No Habeas Error in Killer Cop’s Denied Defense

     WASHINGTON (CN) – A girlfriend-killing cop who was barred from using his desired defense after the law changed does not have a due process case, the Supreme Court ruled Monday.
     Burt Lancaster was a former Detroit police officer with a long history of mental illness when he shot and killed his girlfriend, Toni King, in a shopping plaza parking lot on April 23, 1993.
     Lancaster asserted defenses of insanity and diminished capacity at the ensuing trial, but a jury convicted him in 1994 of first-degree murder and possessing a firearm in the commission of a felony.
     Finding that the state had committed an error in jury selection, however, the judgment was overturned.
     Before Michigan could retry Lancaster in 2005, the Michigan Supreme Court abolished the diminished-capacity defense in People v. Carpenter.
     Lancaster had been planning to limit his defense in the second trial to just diminished capacity, but trial court applied Carpenter retroactively and barred the defense. He was again convicted and sentenced to life plus two years in prison.
     A federal judge tasked with Lancaster’s subsequent habeas corpus petition concluded that the retroactive application of Carpenter did not violate the due process clause. A three-judge panel of the 6th Circuit reversed in June 2012.
     Just five months after it took up the case, the unanimous U.S. Supreme Court sided with Michigan.
     Lancaster cannot obtain habeas relief under the Antiter­rorism and Effective Death Penalty Act of 1996 (AEDPA) without establishing that the “state-court decision he assails ‘was contrary to, or involved an unreasonable application of, clearly established federal law, as determined by [this] court,’ Justice Ruth Bader Ginsburg wrote for the court. “We hold that Lancaster’s petition does not meet AEDPA’s requirement and that the United States Court of Appeals for the Sixth Circuit erred in granting him federal habeas relief.”

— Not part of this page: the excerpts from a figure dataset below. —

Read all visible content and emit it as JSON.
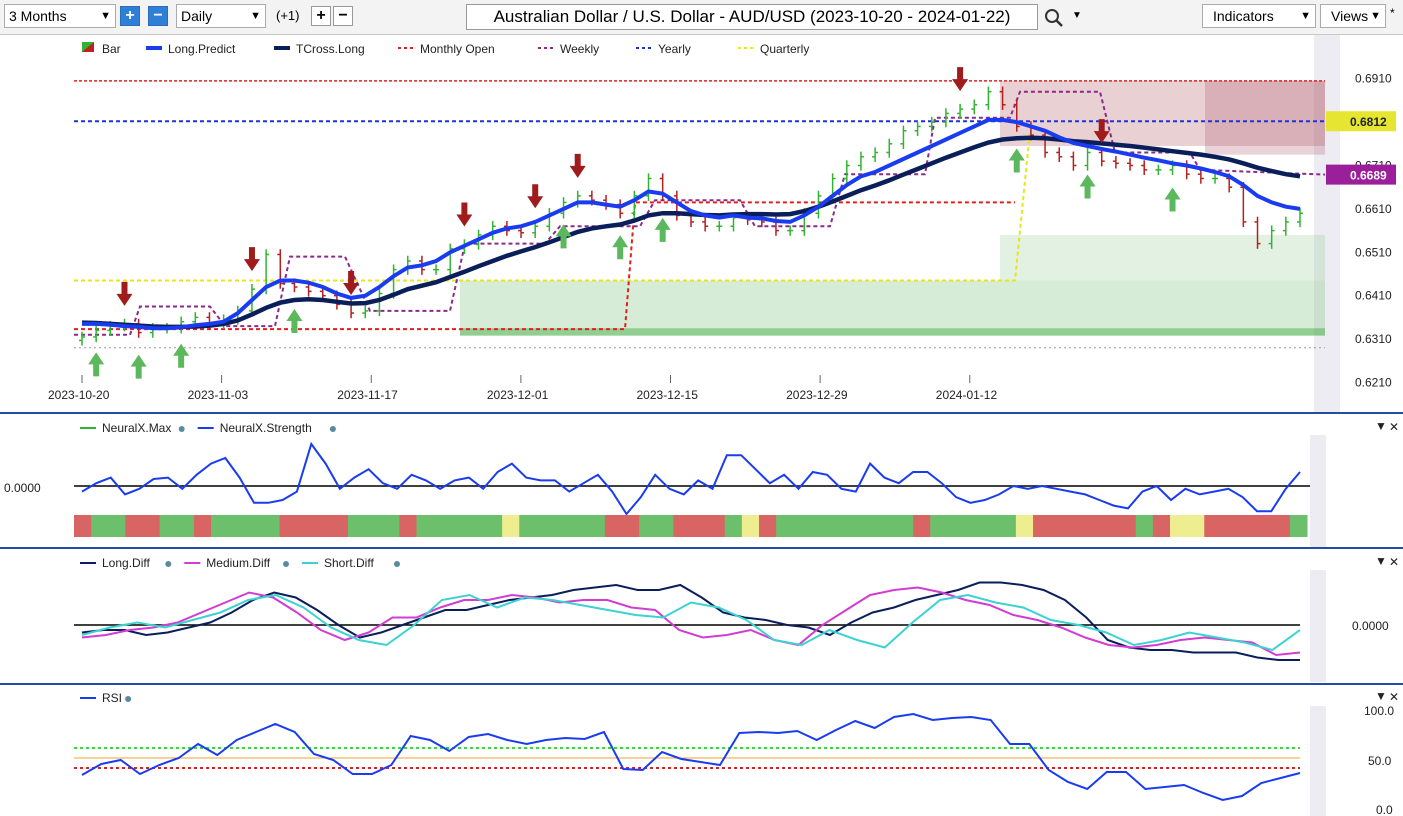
{
  "toolbar": {
    "period": "3 Months",
    "interval": "Daily",
    "offset": "(+1)",
    "title": "Australian Dollar / U.S. Dollar - AUD/USD (2023-10-20 - 2024-01-22)",
    "indicators_label": "Indicators",
    "views_label": "Views"
  },
  "colors": {
    "bull": "#32b432",
    "bear": "#b42020",
    "long_predict": "#1a3cf0",
    "tcross_long": "#0a1e5a",
    "monthly_open": "#e02020",
    "weekly": "#8a2a8a",
    "yearly": "#1e32dc",
    "quarterly": "#e6e61e",
    "up_arrow": "#5cb85c",
    "down_arrow": "#a01c1c",
    "price_badge_yellow": "#e6e632",
    "price_badge_purple": "#9b1e9b"
  },
  "chart_data": [
    {
      "type": "candlestick",
      "title": "Australian Dollar / U.S. Dollar - AUD/USD (2023-10-20 - 2024-01-22)",
      "legend": [
        {
          "label": "Bar",
          "icon": "bar-icon"
        },
        {
          "label": "Long.Predict",
          "color": "#1a3cf0"
        },
        {
          "label": "TCross.Long",
          "color": "#0a1e5a"
        },
        {
          "label": "Monthly Open",
          "color": "#e02020",
          "dash": true
        },
        {
          "label": "Weekly",
          "color": "#8a2a8a",
          "dash": true
        },
        {
          "label": "Yearly",
          "color": "#1e32dc",
          "dash": true
        },
        {
          "label": "Quarterly",
          "color": "#e6e61e",
          "dash": true
        }
      ],
      "y_ticks": [
        "0.6910",
        "0.6810",
        "0.6710",
        "0.6610",
        "0.6510",
        "0.6410",
        "0.6310",
        "0.6210"
      ],
      "x_ticks": [
        "2023-10-20",
        "2023-11-03",
        "2023-11-17",
        "2023-12-01",
        "2023-12-15",
        "2023-12-29",
        "2024-01-12"
      ],
      "price_badges": [
        {
          "value": "0.6812",
          "color": "#e6e632"
        },
        {
          "value": "0.6689",
          "color": "#9b1e9b"
        }
      ],
      "ylim": [
        0.6195,
        0.696
      ],
      "close": [
        0.6315,
        0.633,
        0.634,
        0.6345,
        0.6325,
        0.6335,
        0.6335,
        0.635,
        0.636,
        0.6345,
        0.6355,
        0.6375,
        0.6425,
        0.6505,
        0.6438,
        0.643,
        0.642,
        0.641,
        0.639,
        0.637,
        0.6375,
        0.6415,
        0.647,
        0.649,
        0.647,
        0.647,
        0.6518,
        0.6528,
        0.655,
        0.657,
        0.656,
        0.6555,
        0.657,
        0.66,
        0.6625,
        0.664,
        0.663,
        0.662,
        0.66,
        0.664,
        0.668,
        0.664,
        0.6595,
        0.658,
        0.657,
        0.657,
        0.659,
        0.6585,
        0.658,
        0.656,
        0.656,
        0.66,
        0.664,
        0.668,
        0.671,
        0.673,
        0.674,
        0.676,
        0.679,
        0.68,
        0.681,
        0.683,
        0.684,
        0.685,
        0.688,
        0.685,
        0.68,
        0.678,
        0.674,
        0.673,
        0.671,
        0.674,
        0.672,
        0.6715,
        0.671,
        0.67,
        0.67,
        0.671,
        0.669,
        0.668,
        0.668,
        0.666,
        0.658,
        0.653,
        0.656,
        0.658,
        0.66
      ],
      "long_predict": [
        0.6345,
        0.6345,
        0.6343,
        0.634,
        0.6338,
        0.6335,
        0.6335,
        0.6337,
        0.6342,
        0.6345,
        0.635,
        0.637,
        0.64,
        0.643,
        0.6445,
        0.6445,
        0.644,
        0.643,
        0.6415,
        0.6405,
        0.641,
        0.643,
        0.6455,
        0.6475,
        0.648,
        0.649,
        0.651,
        0.6525,
        0.654,
        0.6555,
        0.6565,
        0.657,
        0.658,
        0.6595,
        0.661,
        0.6625,
        0.6625,
        0.662,
        0.6615,
        0.663,
        0.665,
        0.6645,
        0.6625,
        0.6605,
        0.6595,
        0.659,
        0.6595,
        0.659,
        0.6588,
        0.6582,
        0.658,
        0.6595,
        0.6615,
        0.664,
        0.6665,
        0.6685,
        0.6695,
        0.671,
        0.6725,
        0.674,
        0.6755,
        0.677,
        0.6785,
        0.68,
        0.6815,
        0.6815,
        0.681,
        0.68,
        0.679,
        0.6775,
        0.6762,
        0.6755,
        0.6748,
        0.6742,
        0.6735,
        0.6728,
        0.6722,
        0.6715,
        0.671,
        0.6703,
        0.6695,
        0.6685,
        0.6665,
        0.664,
        0.6625,
        0.6615,
        0.661
      ],
      "tcross_long": [
        0.6348,
        0.6347,
        0.6345,
        0.6343,
        0.6341,
        0.6339,
        0.6338,
        0.6338,
        0.6339,
        0.6341,
        0.6345,
        0.6353,
        0.6367,
        0.6382,
        0.6394,
        0.64,
        0.6402,
        0.64,
        0.6396,
        0.6392,
        0.6393,
        0.64,
        0.6412,
        0.6425,
        0.6433,
        0.6441,
        0.6453,
        0.6465,
        0.6478,
        0.649,
        0.6502,
        0.6512,
        0.6522,
        0.6533,
        0.6545,
        0.6557,
        0.6565,
        0.657,
        0.6574,
        0.6583,
        0.6595,
        0.66,
        0.66,
        0.6598,
        0.6596,
        0.6595,
        0.6597,
        0.6598,
        0.6598,
        0.6597,
        0.6598,
        0.6605,
        0.6615,
        0.6627,
        0.664,
        0.6653,
        0.6664,
        0.6676,
        0.6689,
        0.6702,
        0.6715,
        0.6728,
        0.674,
        0.6752,
        0.6763,
        0.677,
        0.6773,
        0.6774,
        0.6773,
        0.677,
        0.6766,
        0.6764,
        0.6761,
        0.6758,
        0.6755,
        0.6751,
        0.6747,
        0.6743,
        0.6739,
        0.6735,
        0.673,
        0.6724,
        0.6715,
        0.6705,
        0.6697,
        0.669,
        0.6685
      ],
      "yearly": 0.6812,
      "weekly_last": 0.6689,
      "monthly_open_segments": [
        [
          0.634,
          0.634
        ],
        [
          0.663,
          0.663
        ],
        [
          0.6905,
          0.6905
        ]
      ],
      "quarterly": 0.6445
    },
    {
      "type": "line",
      "title": "NeuralX",
      "legend": [
        {
          "label": "NeuralX.Max",
          "color": "#32b432"
        },
        {
          "label": "NeuralX.Strength",
          "color": "#1a3cf0"
        }
      ],
      "y_ticks": [
        "0.0000"
      ],
      "neuralx_strength": [
        -0.2,
        0.1,
        0.3,
        -0.3,
        -0.1,
        0.25,
        0.3,
        -0.1,
        0.4,
        0.8,
        1.0,
        0.3,
        -0.6,
        -0.6,
        -0.5,
        -0.2,
        1.5,
        0.8,
        -0.1,
        0.3,
        0.6,
        0.1,
        -0.1,
        0.4,
        0.2,
        -0.1,
        0.2,
        0.3,
        -0.1,
        0.5,
        0.8,
        0.3,
        0.2,
        0.2,
        -0.2,
        0.1,
        0.4,
        -0.2,
        -1.0,
        -0.4,
        0.4,
        -0.1,
        -0.3,
        0.2,
        -0.1,
        1.1,
        1.1,
        0.6,
        0.1,
        0.4,
        -0.1,
        0.5,
        0.4,
        -0.1,
        -0.2,
        0.8,
        0.3,
        0.1,
        0.5,
        0.5,
        0.1,
        -0.4,
        -0.6,
        -0.5,
        -0.3,
        0.0,
        -0.1,
        0.0,
        -0.1,
        -0.2,
        -0.3,
        -0.5,
        -0.7,
        -0.8,
        -0.2,
        0.0,
        -0.5,
        -0.1,
        -0.3,
        -0.2,
        -0.1,
        -0.4,
        -0.9,
        -0.9,
        -0.1,
        0.5
      ],
      "neuralx_max_states": [
        "r",
        "g",
        "g",
        "r",
        "r",
        "g",
        "g",
        "r",
        "g",
        "g",
        "g",
        "g",
        "r",
        "r",
        "r",
        "r",
        "g",
        "g",
        "g",
        "r",
        "g",
        "g",
        "g",
        "g",
        "g",
        "y",
        "g",
        "g",
        "g",
        "g",
        "g",
        "r",
        "r",
        "g",
        "g",
        "r",
        "r",
        "r",
        "g",
        "y",
        "r",
        "g",
        "g",
        "g",
        "g",
        "g",
        "g",
        "g",
        "g",
        "r",
        "g",
        "g",
        "g",
        "g",
        "g",
        "y",
        "r",
        "r",
        "r",
        "r",
        "r",
        "r",
        "g",
        "r",
        "y",
        "y",
        "r",
        "r",
        "r",
        "r",
        "r",
        "g"
      ]
    },
    {
      "type": "line",
      "title": "Diff",
      "legend": [
        {
          "label": "Long.Diff",
          "color": "#0a1e5a"
        },
        {
          "label": "Medium.Diff",
          "color": "#d23cd2"
        },
        {
          "label": "Short.Diff",
          "color": "#3cd2d2"
        }
      ],
      "y_ticks": [
        "0.0000"
      ],
      "long_diff": [
        -0.3,
        -0.2,
        -0.2,
        -0.4,
        -0.3,
        -0.1,
        0.1,
        0.5,
        1.0,
        1.3,
        1.1,
        0.6,
        0.0,
        -0.5,
        -0.3,
        0.0,
        0.3,
        0.6,
        0.6,
        0.8,
        1.0,
        1.1,
        1.2,
        1.4,
        1.5,
        1.6,
        1.4,
        1.4,
        1.6,
        1.1,
        0.5,
        0.3,
        0.2,
        0.0,
        -0.1,
        -0.4,
        0.1,
        0.5,
        0.7,
        1.0,
        1.2,
        1.4,
        1.7,
        1.7,
        1.6,
        1.4,
        1.0,
        0.3,
        -0.6,
        -0.9,
        -1.0,
        -1.0,
        -1.1,
        -1.1,
        -1.1,
        -1.3,
        -1.4,
        -1.4
      ],
      "medium_diff": [
        -0.5,
        -0.4,
        -0.2,
        -0.1,
        0.1,
        0.5,
        0.9,
        1.3,
        1.1,
        0.5,
        -0.2,
        -0.6,
        -0.3,
        0.3,
        0.3,
        0.7,
        1.0,
        1.0,
        1.2,
        1.1,
        0.9,
        1.0,
        1.0,
        0.7,
        0.6,
        -0.2,
        -0.5,
        -0.4,
        -0.2,
        -0.6,
        -0.8,
        0.0,
        0.6,
        1.2,
        1.4,
        1.5,
        1.3,
        1.0,
        0.8,
        0.4,
        0.2,
        -0.1,
        -0.5,
        -0.8,
        -0.9,
        -0.8,
        -0.6,
        -0.5,
        -0.6,
        -0.7,
        -1.2,
        -1.1
      ],
      "short_diff": [
        -0.4,
        -0.1,
        0.1,
        -0.1,
        0.2,
        0.5,
        1.0,
        1.2,
        0.7,
        -0.1,
        -0.6,
        -0.8,
        0.0,
        1.0,
        1.2,
        0.7,
        1.1,
        1.0,
        0.8,
        0.6,
        0.4,
        0.3,
        0.9,
        0.7,
        0.2,
        -0.6,
        -0.8,
        -0.2,
        -0.6,
        -0.9,
        0.1,
        1.0,
        1.2,
        0.9,
        0.7,
        0.2,
        0.0,
        -0.3,
        -0.8,
        -0.6,
        -0.3,
        -0.5,
        -0.7,
        -1.0,
        -0.2
      ],
      "ylim": [
        -1.8,
        2.0
      ]
    },
    {
      "type": "line",
      "title": "RSI",
      "legend": [
        {
          "label": "RSI",
          "color": "#1a3cf0"
        }
      ],
      "y_ticks": [
        "100.0",
        "50.0",
        "0.0"
      ],
      "ylim": [
        0,
        100
      ],
      "rsi": [
        35,
        46,
        50,
        36,
        45,
        52,
        66,
        55,
        70,
        78,
        86,
        78,
        56,
        50,
        36,
        36,
        45,
        74,
        70,
        59,
        73,
        76,
        70,
        66,
        70,
        72,
        71,
        78,
        41,
        40,
        58,
        51,
        48,
        45,
        77,
        78,
        77,
        79,
        70,
        80,
        89,
        82,
        93,
        96,
        90,
        92,
        93,
        90,
        66,
        66,
        40,
        28,
        21,
        38,
        38,
        21,
        23,
        25,
        17,
        10,
        14,
        27,
        32,
        37
      ]
    }
  ],
  "panel_headers": {
    "neuralx": {
      "max": "NeuralX.Max",
      "strength": "NeuralX.Strength"
    },
    "diff": {
      "long": "Long.Diff",
      "medium": "Medium.Diff",
      "short": "Short.Diff"
    },
    "rsi": {
      "rsi": "RSI"
    }
  }
}
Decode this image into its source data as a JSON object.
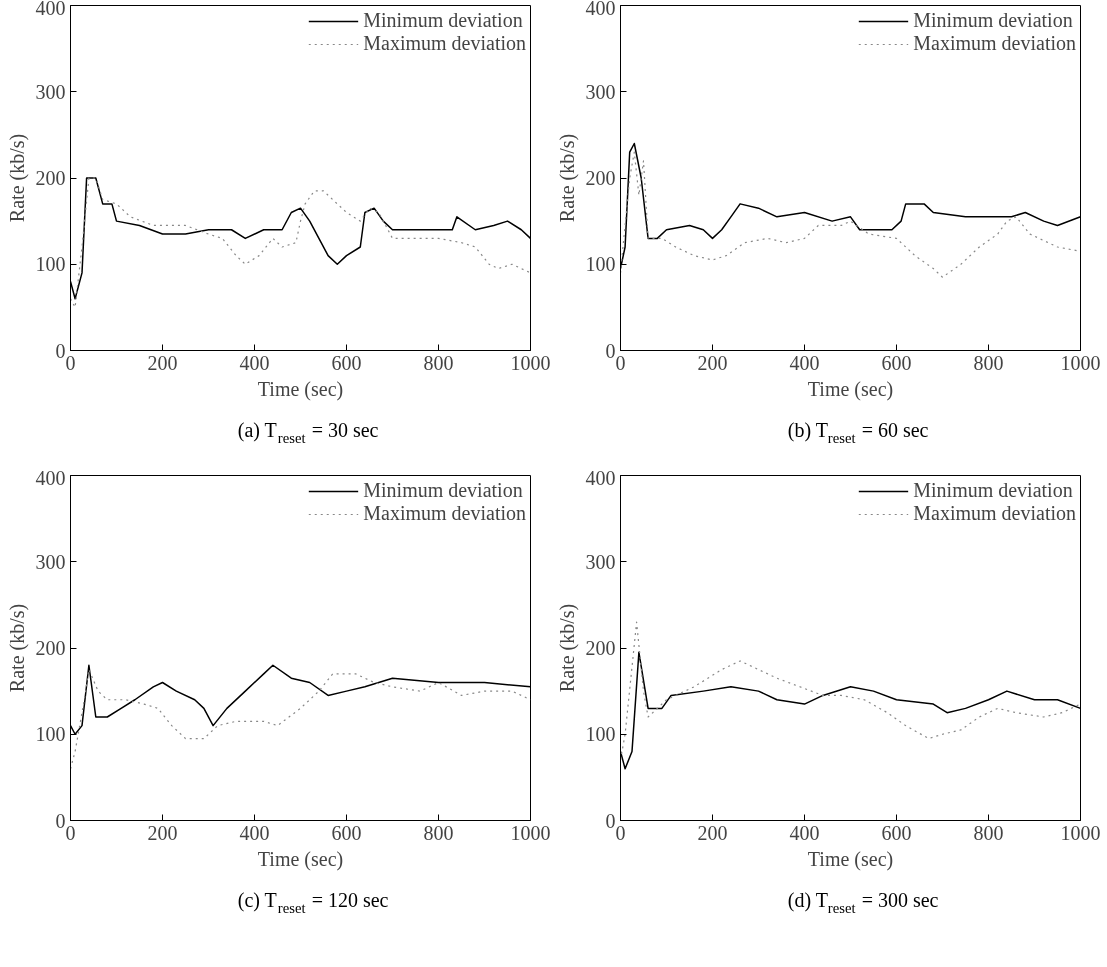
{
  "chart_data": [
    {
      "type": "line",
      "title": "(a) T$_{reset}$ = 30 sec",
      "xlabel": "Time (sec)",
      "ylabel": "Rate (kb/s)",
      "xlim": [
        0,
        1000
      ],
      "ylim": [
        0,
        400
      ],
      "xticks": [
        0,
        200,
        400,
        600,
        800,
        1000
      ],
      "yticks": [
        0,
        100,
        200,
        300,
        400
      ],
      "grid": false,
      "legend": "top right",
      "series": [
        {
          "name": "Minimum deviation",
          "color": "#000000",
          "line_style": "solid",
          "x": [
            0,
            10,
            25,
            35,
            55,
            70,
            90,
            100,
            150,
            200,
            250,
            300,
            350,
            380,
            420,
            460,
            480,
            500,
            520,
            540,
            560,
            580,
            600,
            630,
            640,
            660,
            680,
            700,
            800,
            830,
            840,
            880,
            920,
            950,
            980,
            1000
          ],
          "values": [
            80,
            60,
            90,
            200,
            200,
            170,
            170,
            150,
            145,
            135,
            135,
            140,
            140,
            130,
            140,
            140,
            160,
            165,
            150,
            130,
            110,
            100,
            110,
            120,
            160,
            165,
            150,
            140,
            140,
            140,
            155,
            140,
            145,
            150,
            140,
            130
          ]
        },
        {
          "name": "Maximum deviation",
          "color": "#888888",
          "line_style": "dotted",
          "x": [
            0,
            10,
            25,
            40,
            55,
            70,
            100,
            130,
            180,
            250,
            300,
            330,
            360,
            380,
            410,
            440,
            460,
            490,
            500,
            510,
            530,
            550,
            580,
            600,
            630,
            650,
            670,
            700,
            740,
            800,
            850,
            880,
            910,
            930,
            960,
            1000
          ],
          "values": [
            60,
            50,
            120,
            200,
            200,
            175,
            170,
            155,
            145,
            145,
            135,
            130,
            110,
            100,
            110,
            130,
            120,
            125,
            150,
            170,
            185,
            185,
            170,
            160,
            150,
            165,
            160,
            130,
            130,
            130,
            125,
            120,
            100,
            95,
            100,
            90
          ]
        }
      ]
    },
    {
      "type": "line",
      "title": "(b) T$_{reset}$ = 60 sec",
      "xlabel": "Time (sec)",
      "ylabel": "Rate (kb/s)",
      "xlim": [
        0,
        1000
      ],
      "ylim": [
        0,
        400
      ],
      "xticks": [
        0,
        200,
        400,
        600,
        800,
        1000
      ],
      "yticks": [
        0,
        100,
        200,
        300,
        400
      ],
      "grid": false,
      "legend": "top right",
      "series": [
        {
          "name": "Minimum deviation",
          "color": "#000000",
          "line_style": "solid",
          "x": [
            0,
            10,
            20,
            30,
            45,
            60,
            80,
            100,
            150,
            180,
            200,
            220,
            240,
            260,
            300,
            340,
            400,
            460,
            500,
            520,
            590,
            610,
            620,
            660,
            680,
            750,
            850,
            880,
            920,
            950,
            1000
          ],
          "values": [
            95,
            120,
            230,
            240,
            200,
            130,
            130,
            140,
            145,
            140,
            130,
            140,
            155,
            170,
            165,
            155,
            160,
            150,
            155,
            140,
            140,
            150,
            170,
            170,
            160,
            155,
            155,
            160,
            150,
            145,
            155
          ]
        },
        {
          "name": "Maximum deviation",
          "color": "#888888",
          "line_style": "dotted",
          "x": [
            0,
            20,
            30,
            40,
            50,
            60,
            90,
            120,
            160,
            200,
            230,
            270,
            320,
            360,
            400,
            430,
            480,
            500,
            540,
            600,
            640,
            680,
            700,
            740,
            780,
            820,
            840,
            860,
            890,
            950,
            1000
          ],
          "values": [
            90,
            200,
            230,
            180,
            220,
            130,
            130,
            120,
            110,
            105,
            110,
            125,
            130,
            125,
            130,
            145,
            145,
            150,
            135,
            130,
            110,
            95,
            85,
            100,
            120,
            135,
            150,
            155,
            135,
            120,
            115
          ]
        }
      ]
    },
    {
      "type": "line",
      "title": "(c) T$_{reset}$ = 120 sec",
      "xlabel": "Time (sec)",
      "ylabel": "Rate (kb/s)",
      "xlim": [
        0,
        1000
      ],
      "ylim": [
        0,
        400
      ],
      "xticks": [
        0,
        200,
        400,
        600,
        800,
        1000
      ],
      "yticks": [
        0,
        100,
        200,
        300,
        400
      ],
      "grid": false,
      "legend": "top right",
      "series": [
        {
          "name": "Minimum deviation",
          "color": "#000000",
          "line_style": "solid",
          "x": [
            0,
            10,
            25,
            40,
            55,
            80,
            110,
            140,
            180,
            200,
            230,
            270,
            290,
            310,
            340,
            380,
            420,
            440,
            480,
            520,
            560,
            600,
            640,
            700,
            800,
            900,
            1000
          ],
          "values": [
            110,
            100,
            110,
            180,
            120,
            120,
            130,
            140,
            155,
            160,
            150,
            140,
            130,
            110,
            130,
            150,
            170,
            180,
            165,
            160,
            145,
            150,
            155,
            165,
            160,
            160,
            155
          ]
        },
        {
          "name": "Maximum deviation",
          "color": "#888888",
          "line_style": "dotted",
          "x": [
            0,
            10,
            30,
            40,
            60,
            80,
            120,
            160,
            190,
            220,
            250,
            290,
            320,
            360,
            420,
            450,
            500,
            540,
            570,
            620,
            660,
            700,
            760,
            800,
            850,
            900,
            960,
            1000
          ],
          "values": [
            60,
            80,
            140,
            175,
            150,
            140,
            140,
            135,
            130,
            110,
            95,
            95,
            110,
            115,
            115,
            110,
            130,
            150,
            170,
            170,
            160,
            155,
            150,
            160,
            145,
            150,
            150,
            140
          ]
        }
      ]
    },
    {
      "type": "line",
      "title": "(d) T$_{reset}$ = 300 sec",
      "xlabel": "Time (sec)",
      "ylabel": "Rate (kb/s)",
      "xlim": [
        0,
        1000
      ],
      "ylim": [
        0,
        400
      ],
      "xticks": [
        0,
        200,
        400,
        600,
        800,
        1000
      ],
      "yticks": [
        0,
        100,
        200,
        300,
        400
      ],
      "grid": false,
      "legend": "top right",
      "series": [
        {
          "name": "Minimum deviation",
          "color": "#000000",
          "line_style": "solid",
          "x": [
            0,
            10,
            25,
            40,
            60,
            90,
            110,
            180,
            240,
            300,
            340,
            400,
            440,
            500,
            550,
            600,
            680,
            710,
            750,
            800,
            840,
            900,
            950,
            1000
          ],
          "values": [
            80,
            60,
            80,
            195,
            130,
            130,
            145,
            150,
            155,
            150,
            140,
            135,
            145,
            155,
            150,
            140,
            135,
            125,
            130,
            140,
            150,
            140,
            140,
            130
          ]
        },
        {
          "name": "Maximum deviation",
          "color": "#888888",
          "line_style": "dotted",
          "x": [
            0,
            10,
            35,
            50,
            60,
            100,
            160,
            220,
            260,
            300,
            340,
            390,
            440,
            480,
            530,
            580,
            620,
            670,
            700,
            740,
            780,
            820,
            860,
            920,
            960,
            1000
          ],
          "values": [
            70,
            100,
            230,
            150,
            120,
            140,
            155,
            175,
            185,
            175,
            165,
            155,
            145,
            145,
            140,
            125,
            110,
            95,
            100,
            105,
            120,
            130,
            125,
            120,
            125,
            135
          ]
        }
      ]
    }
  ]
}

     The ruling delves into the Michigan high court’s reasoning for throwing out the diminished capacity defense.
     “The statutory scheme enacted by the Michigan Legislature, the court held, ‘created an all or nothing insanity defense,'” Ginsburg wrote. “A defendant who is ‘mentally ill or retarded yet not legally insane,’ the court explained, ‘may be found “guilty but mentally ill,”‘ but the Legislature had foreclosed the use of ‘evidence of mental incapacity short of insanity … to avoid or reduce criminal responsibility by negating specific intent.'”
     “The Michigan Court of Appeals concluded that applying Carpenter retroactively to Lancaster’s case did not violate due process, for Carpenter ‘concerned an unambiguous statute that was interpreted by the [Michigan] Supreme Court for the first time,'” she added.
     Lancaster’s case bears little resemblance to the unreasonable application of federal law that the U.S. Supreme Court addressed with Bouie v. City of Columbia in 1964, which involved black individuals convicted of trespass in South Carolina for trying to dine in the whites-only section of a drug store that otherwise permitted their entry.
     “In Bouie, the South Caro­lina Supreme Court had unexpectedly expanded ‘narrow and precise statutory language’ that, as written, did not reach the petitioners’ conduct,” Ginsburg wrote. “In Car­penter, by contrast, the Michigan Supreme Court rejected a diminished-capacity defense that the court reasonably found to have no home in a comprehensive, on-point stat­ute enacted by the Michigan Legislature. Carpenter thus presents the inverse of the situation this Court confronted in Bouie. Rather than broadening a statute that was narrow on its face, Carpenter disapproved lower court precedent recognizing a defense Michigan’s high court found, on close inspection, to lack statutory grounding. The situation we confronted in Bouie bears scant resem­blance to this case, and our resolution of that controversy hardly makes disallowance of Lancaster’s diminished­ capacity defense an unreasonable reading of this court’s law.”
     “This court has never found a due process violation in circumstances remotely resembling Lancaster’s case – i.e., where a state supreme court, squarely addressing a par­ticular issue for the first time, rejected a consistent line of lower court decisions based on the supreme court’s rea­sonable interpretation of the language of a controlling statute,” Ginsburg added. “Fair-minded jurists could conclude that a state supreme court decision of that order is not ‘unexpectedand indefensible by reference to [existing] law.’ Lancaster therefore is not entitled to federal habeas relief on his due process claim.”